Q36 of 38 · Performance
How do you test database query performance under realistic load?
Short answer
Short answer: Enable slow query logging during load tests, use EXPLAIN ANALYZE on queries that appear in the slow log, and measure query latency at both low and high concurrency. Database performance under load often differs dramatically from single-query benchmarks due to lock contention and connection pool exhaustion.
Detail
Single-query benchmarks (EXPLAIN ANALYZE) tell you how a query performs with no concurrency. They are necessary but not sufficient — a query that takes 5 ms alone can take 2,000 ms under 200 concurrent connections due to row locking, sequential scan under table-level lock, or connection pool exhaustion.
During load tests, capture:
- Slow query log with threshold set to 100 ms (reveals queries that degrade under load)

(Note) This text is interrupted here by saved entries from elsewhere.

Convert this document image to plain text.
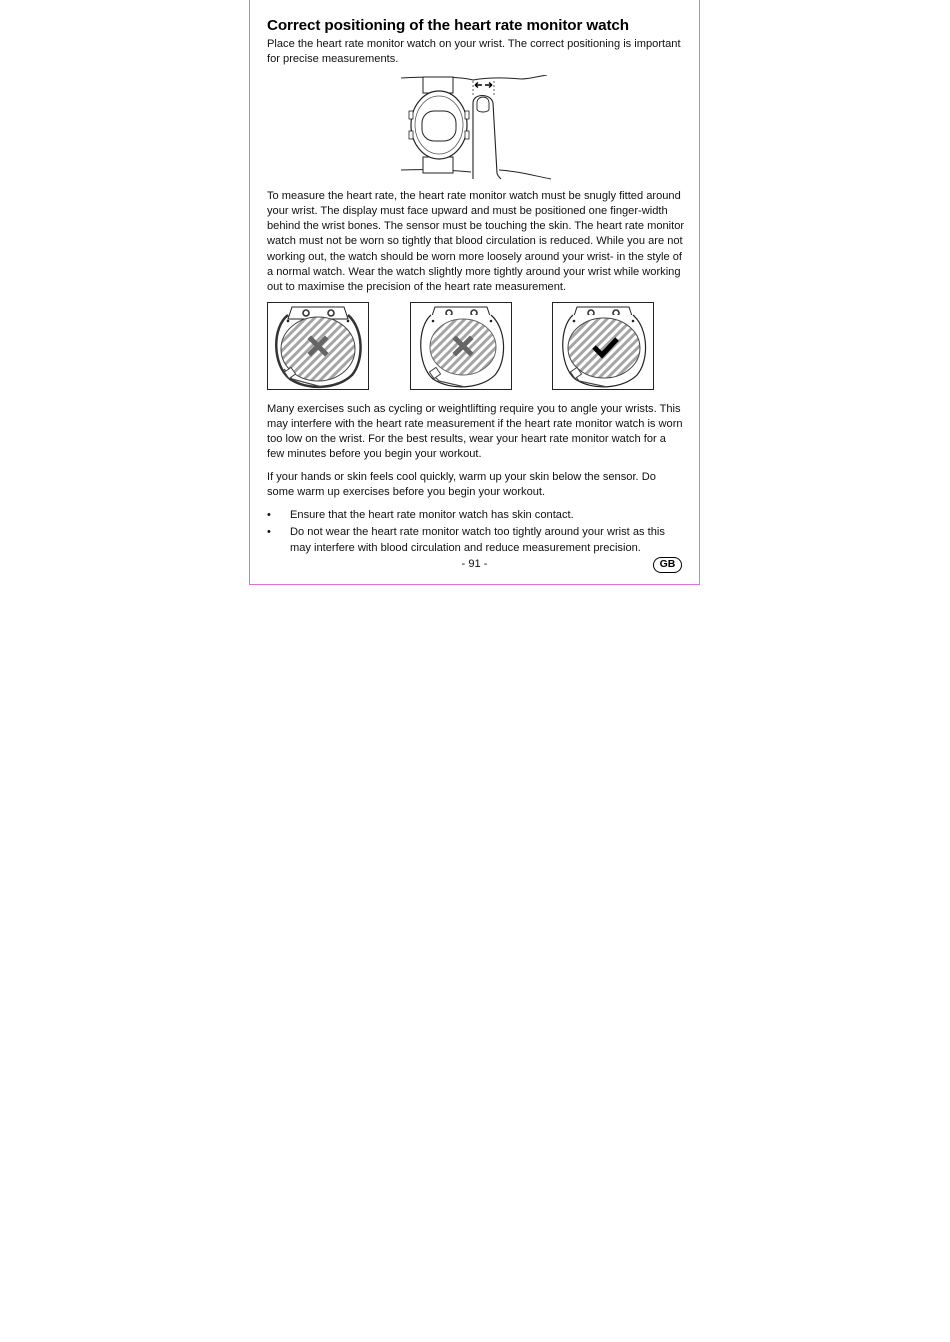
Correct positioning of the heart rate monitor watch

Place the heart rate monitor watch on your wrist. The correct positioning is important for precise measurements.

To measure the heart rate, the heart rate monitor watch must be snugly fitted around your wrist. The display must face upward and must be positioned one finger-width behind the wrist bones. The sensor must be touching the skin. The heart rate monitor watch must not be worn so tightly that blood circulation is reduced. While you are not working out, the watch should be worn more loosely around your wrist- in the style of a normal watch. Wear the watch slightly more tightly around your wrist while working out to maximise the precision of the heart rate measurement.

Many exercises such as cycling or weightlifting require you to angle your wrists. This may interfere with the heart rate measurement if the heart rate monitor watch is worn too low on the wrist. For the best results, wear your heart rate monitor watch for a few minutes before you begin your workout.

If your hands or skin feels cool quickly, warm up your skin below the sensor. Do some warm up exercises before you begin your workout.

• Ensure that the heart rate monitor watch has skin contact.
• Do not wear the heart rate monitor watch too tightly around your wrist as this may interfere with blood circulation and reduce measurement precision.
- 91 -	GB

- Connection pool saturation (are all connections used? Is the pool queuing?)
- Lock wait events (using pg_stat_activity for PostgreSQL or SHOW PROCESSLIST for MySQL)
- Index hit rate and cache hit rate for the database
For regression detection at the query level: use a tool like pgBadger (PostgreSQL) to parse slow query logs from baseline and comparison runs and diff the top-N slow queries. A query that moves from 10 ms median to 800 ms median between releases is a clear regression even if overall p95 is still within SLO.